You need to watch the full segment to get the effect, but Maloney starts out by saying that the JOBS Act probably won’t create many jobs, but she was nevertheless getting complaints about how costly it was for “small” businesses to hire auditors (earth to base, if they are public, they would not qualify as “small” in most people’s book). Goldsmith devastates Maloney with her command of the bill, pointing out that it covers companies of up to $1 billion in revenues, that the tech companies its backers keep invoking have VC firms ready and willing to invest, and the new format well be used by PE firms flipping companies they had taken private back to public investors. By the end, Maloney is telling Goldsmith to send her suggestions for improved legislation and she’ll put it forward (I’ll believe her sincerity when I see action).
As an aside, Goldstein’s schoolgirl look is fantastic protective coloring. I’m sure the people who are up against her have no idea about what is going to hit them until it it too late.
I want to focus on another issue, though, the way Maloney gives a completely misleading stump speech on how gung ho she is on derivatives reform. This is an overview of the issue, from the New York Times late last year (emphasis mine):
Dodd-Frank requires it to oversee so-called swap execution facilities that will trade or process derivatives transactions. Late last year, in the interest of price transparency, the commission proposed that entities applying to be S.E.F.’s must agree to provide market participants with the ability to post prices on “a centralized electronic screen” that is widely accessible. One-to-one dealings by phone would no longer be allowed.

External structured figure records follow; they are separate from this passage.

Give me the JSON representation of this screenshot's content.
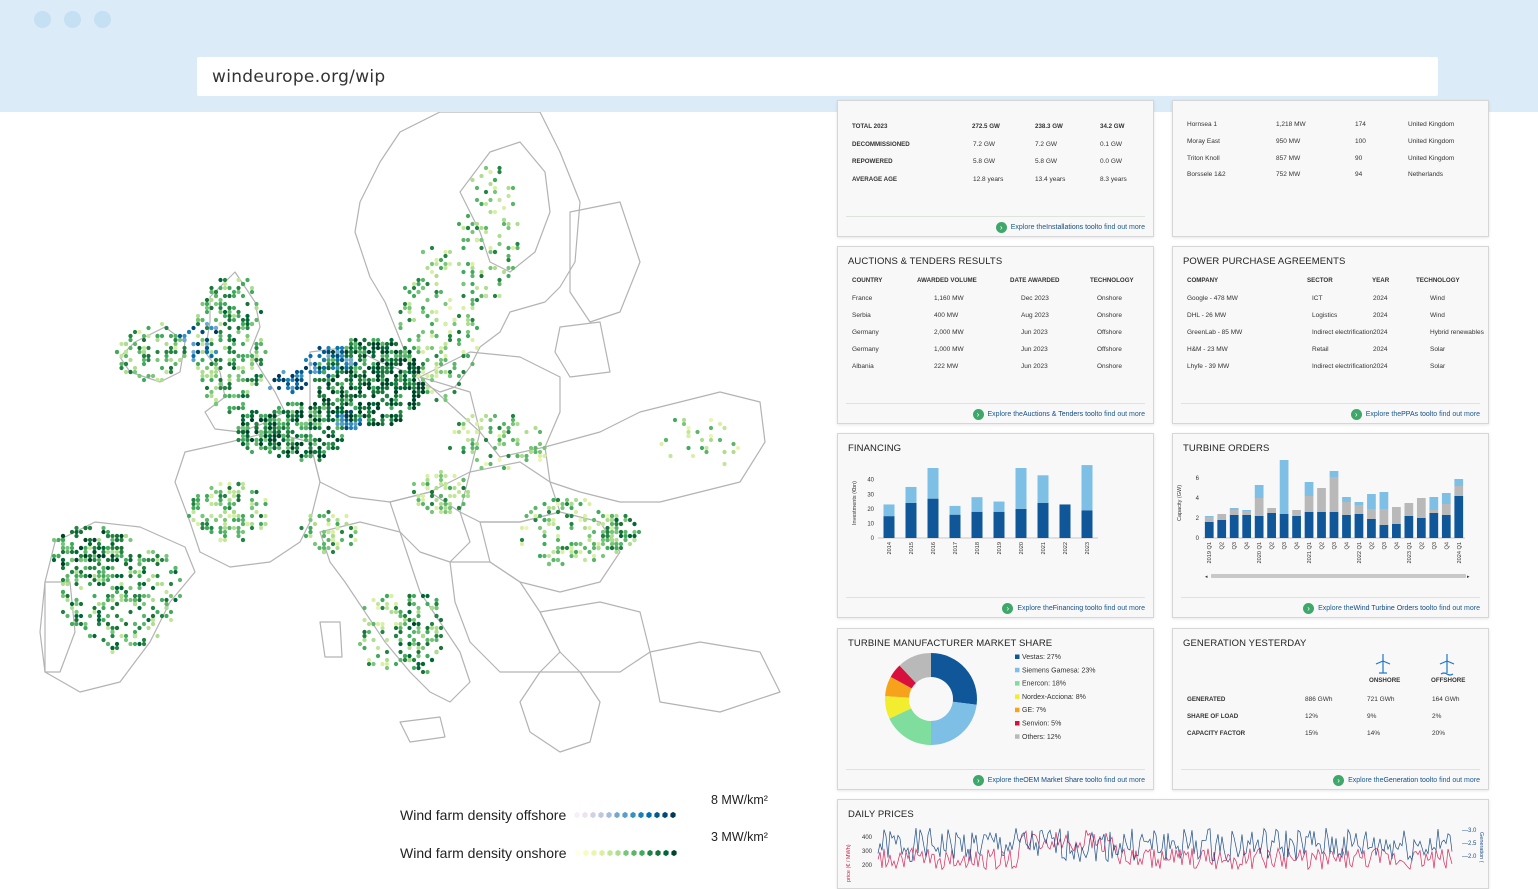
{
  "browser": {
    "url": "windeurope.org/wip"
  },
  "legend": {
    "offshore_label": "Wind farm density offshore",
    "offshore_max": "8 MW/km²",
    "onshore_label": "Wind farm density onshore",
    "onshore_max": "3 MW/km²",
    "offshore_colors": [
      "#f6eff7",
      "#ece2f0",
      "#d0d1e6",
      "#bdc9e1",
      "#a6bddb",
      "#74a9cf",
      "#5a9fcc",
      "#3690c0",
      "#1c7fb6",
      "#0570b0",
      "#045a8d",
      "#024a75",
      "#023858"
    ],
    "onshore_colors": [
      "#ffffe5",
      "#f7fcb9",
      "#e8f6b0",
      "#d9f0a3",
      "#c2e699",
      "#addd8e",
      "#78c679",
      "#5cb56a",
      "#41ab5d",
      "#238443",
      "#1b7339",
      "#006837",
      "#004529"
    ]
  },
  "installations": {
    "rows": [
      {
        "label": "TOTAL 2023",
        "a": "272.5 GW",
        "b": "238.3 GW",
        "c": "34.2 GW",
        "bold": true
      },
      {
        "label": "DECOMMISSIONED",
        "a": "7.2 GW",
        "b": "7.2 GW",
        "c": "0.1 GW",
        "bold": false
      },
      {
        "label": "REPOWERED",
        "a": "5.8 GW",
        "b": "5.8 GW",
        "c": "0.0 GW",
        "bold": false
      },
      {
        "label": "AVERAGE AGE",
        "a": "12.8 years",
        "b": "13.4 years",
        "c": "8.3 years",
        "bold": false
      }
    ],
    "footer_pre": "Explore the ",
    "footer_link": "Installations tool",
    "footer_post": " to find out more"
  },
  "offshore_farms": {
    "rows": [
      {
        "name": "Hornsea 1",
        "cap": "1,218  MW",
        "n": "174",
        "country": "United Kingdom"
      },
      {
        "name": "Moray East",
        "cap": "950  MW",
        "n": "100",
        "country": "United Kingdom"
      },
      {
        "name": "Triton Knoll",
        "cap": "857  MW",
        "n": "90",
        "country": "United Kingdom"
      },
      {
        "name": "Borssele 1&2",
        "cap": "752  MW",
        "n": "94",
        "country": "Netherlands"
      }
    ]
  },
  "auctions": {
    "title": "AUCTIONS & TENDERS RESULTS",
    "headers": [
      "COUNTRY",
      "AWARDED VOLUME",
      "DATE AWARDED",
      "TECHNOLOGY"
    ],
    "rows": [
      [
        "France",
        "1,160  MW",
        "Dec 2023",
        "Onshore"
      ],
      [
        "Serbia",
        "400  MW",
        "Aug 2023",
        "Onshore"
      ],
      [
        "Germany",
        "2,000  MW",
        "Jun 2023",
        "Offshore"
      ],
      [
        "Germany",
        "1,000  MW",
        "Jun 2023",
        "Offshore"
      ],
      [
        "Albania",
        "222  MW",
        "Jun 2023",
        "Onshore"
      ]
    ],
    "footer_pre": "Explore the ",
    "footer_link": "Auctions & Tenders tool",
    "footer_post": " to find out more"
  },
  "ppa": {
    "title": "POWER PURCHASE AGREEMENTS",
    "headers": [
      "COMPANY",
      "SECTOR",
      "YEAR",
      "TECHNOLOGY"
    ],
    "rows": [
      [
        "Google - 478  MW",
        "ICT",
        "2024",
        "Wind"
      ],
      [
        "DHL - 26  MW",
        "Logistics",
        "2024",
        "Wind"
      ],
      [
        "GreenLab - 85  MW",
        "Indirect electrification",
        "2024",
        "Hybrid renewables"
      ],
      [
        "H&M - 23  MW",
        "Retail",
        "2024",
        "Solar"
      ],
      [
        "Lhyfe - 39  MW",
        "Indirect electrification",
        "2024",
        "Solar"
      ]
    ],
    "footer_pre": "Explore the ",
    "footer_link": "PPAs tool",
    "footer_post": " to find out more"
  },
  "financing": {
    "title": "FINANCING",
    "footer_pre": "Explore the ",
    "footer_link": "Financing tool",
    "footer_post": " to find out more"
  },
  "turbine_orders": {
    "title": "TURBINE ORDERS",
    "footer_pre": "Explore the ",
    "footer_link": "Wind Turbine Orders tool",
    "footer_post": " to find out more"
  },
  "oem": {
    "title": "TURBINE MANUFACTURER MARKET SHARE",
    "footer_pre": "Explore the ",
    "footer_link": "OEM Market Share tool",
    "footer_post": " to find out more"
  },
  "generation": {
    "title": "GENERATION YESTERDAY",
    "col_onshore": "ONSHORE",
    "col_offshore": "OFFSHORE",
    "rows": [
      {
        "label": "GENERATED",
        "total": "886 GWh",
        "on": "721 GWh",
        "off": "164 GWh"
      },
      {
        "label": "SHARE OF LOAD",
        "total": "12%",
        "on": "9%",
        "off": "2%"
      },
      {
        "label": "CAPACITY FACTOR",
        "total": "15%",
        "on": "14%",
        "off": "20%"
      }
    ],
    "footer_pre": "Explore the ",
    "footer_link": "Generation tool",
    "footer_post": " to find out more"
  },
  "daily_prices": {
    "title": "DAILY PRICES",
    "ylabel_left": "price (€ / MWh)",
    "ylabel_right": "Generation (",
    "left_ticks": [
      "400",
      "300",
      "200"
    ],
    "right_ticks": [
      "3.0",
      "2.5",
      "2.0"
    ]
  },
  "chart_data": [
    {
      "type": "bar",
      "title": "FINANCING",
      "ylabel": "Investments (€bn)",
      "categories": [
        "2014",
        "2015",
        "2016",
        "2017",
        "2018",
        "2019",
        "2020",
        "2021",
        "2022",
        "2023"
      ],
      "series": [
        {
          "values": [
            15,
            24,
            27,
            16,
            18,
            18,
            20,
            24,
            23,
            19
          ],
          "color": "#0f5799"
        },
        {
          "values": [
            8,
            11,
            21,
            6,
            10,
            7,
            28,
            19,
            0,
            31
          ],
          "color": "#7ebfe6"
        }
      ],
      "ylim": [
        0,
        48
      ],
      "yticks": [
        0,
        10,
        20,
        30,
        40
      ]
    },
    {
      "type": "bar",
      "title": "TURBINE ORDERS",
      "ylabel": "Capacity (GW)",
      "categories": [
        "2019 Q1",
        "Q2",
        "Q3",
        "Q4",
        "2020 Q1",
        "Q2",
        "Q3",
        "Q4",
        "2021 Q1",
        "Q2",
        "Q3",
        "Q4",
        "2022 Q1",
        "Q2",
        "Q3",
        "Q4",
        "2023 Q1",
        "Q2",
        "Q3",
        "Q4",
        "2024 Q1"
      ],
      "series": [
        {
          "values": [
            1.6,
            1.8,
            2.3,
            2.3,
            2.2,
            2.5,
            2.4,
            2.2,
            2.6,
            2.6,
            2.6,
            2.3,
            2.4,
            1.9,
            1.3,
            1.4,
            2.2,
            2.0,
            2.5,
            2.3,
            4.2
          ],
          "color": "#0f5799"
        },
        {
          "values": [
            0.5,
            0.6,
            0.5,
            0.4,
            1.8,
            0.5,
            0,
            0.6,
            1.6,
            2.4,
            3.5,
            1.3,
            0.9,
            1.0,
            1.6,
            1.7,
            1.3,
            2.0,
            0.3,
            1.1,
            1.0
          ],
          "color": "#b9b9b9"
        },
        {
          "values": [
            0.1,
            0,
            0.2,
            0.1,
            1.3,
            0,
            5.4,
            0,
            1.4,
            0,
            0.6,
            0.5,
            0.3,
            1.5,
            1.7,
            0,
            0,
            0,
            1.3,
            1.1,
            0.7
          ],
          "color": "#7ebfe6"
        }
      ],
      "ylim": [
        0,
        7
      ],
      "yticks": [
        0,
        2,
        4,
        6
      ]
    },
    {
      "type": "pie",
      "title": "TURBINE MANUFACTURER MARKET SHARE",
      "categories": [
        "Vestas: 27%",
        "Siemens Gamesa: 23%",
        "Enercon: 18%",
        "Nordex-Acciona: 8%",
        "GE: 7%",
        "Senvion: 5%",
        "Others: 12%"
      ],
      "values": [
        27,
        23,
        18,
        8,
        7,
        5,
        12
      ],
      "colors": [
        "#0f5799",
        "#7ebfe6",
        "#7fdd9e",
        "#f2ee2f",
        "#f7a21b",
        "#d8103e",
        "#b9b9b9"
      ]
    }
  ]
}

Those on Wall Street who favor the status quo are upset, and have found some sympathy in Washington.
Representative Scott Garrett , a New Jersey Republican, has teamed up with Representative Carolyn B. Maloney, a New York Democrat, to introduce the Swap Execution Facility Clarification Act. It would bar the Securities and Exchange Commission and the C.F.T.C. from requiring swap execution facilities to have a minimum number of participants or mandating displays of prices. Both mechanisms promote transparency…

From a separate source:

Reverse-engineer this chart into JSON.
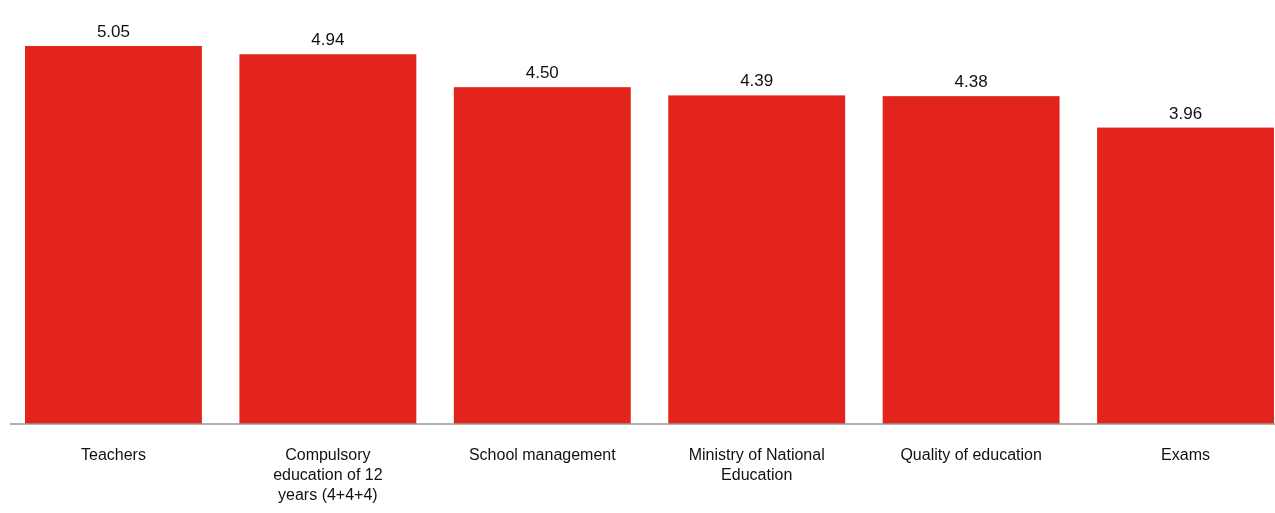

Because Mr. Garrett opposed Dodd-Frank, his efforts to stop the proposed rule are not surprising. But Ms. Maloney supported Dodd-Frank, so I wondered why she had lent her name to the bill.
In an interview last Wednesday, Ms. Maloney said she had heard concerns about the C.F.T.C. rule from financial firms in her district. “I just felt like that Congress intended multiple competing trade execution platforms and that included voice,” she said. “If you say you can’t have any voice, aren’t you limiting the modes of trade execution?” She also said she was concerned about job losses on Wall Street.
At the end of the segment above, Maloney says she was for regulation and tried supporting Brooksley Born on trading commodities on exchanges. Goldstein pounces on her and asks why she is sponsoring a bill that would water down Dodd Frank on precisely that issue. Contrast this speechifying with her co-sponsorship of the bill. See this extract:
For more of the pros and cons of pre trade price transparency, see this post. What I find most interesting is the closing comment is that the debate is serving to drive more OTC dealers out of the business and to regulated futures exchanges. That’s a terrific outcome if you are in favor of more transparency and less systemic risk.
Matthews tried revisting the topic after the break, but he spent over 2 minutes explaining the issue and Maloney then ran the clock out.
The bottom line here is that anyone who supported the heinous JOBS Act and fronts for bank efforts to water down an already not-strong-enough Dodd Frank is clearly balancing her constituents’ interests to favor those with the biggest checkbooks. And it isn’t hard to guess who they are.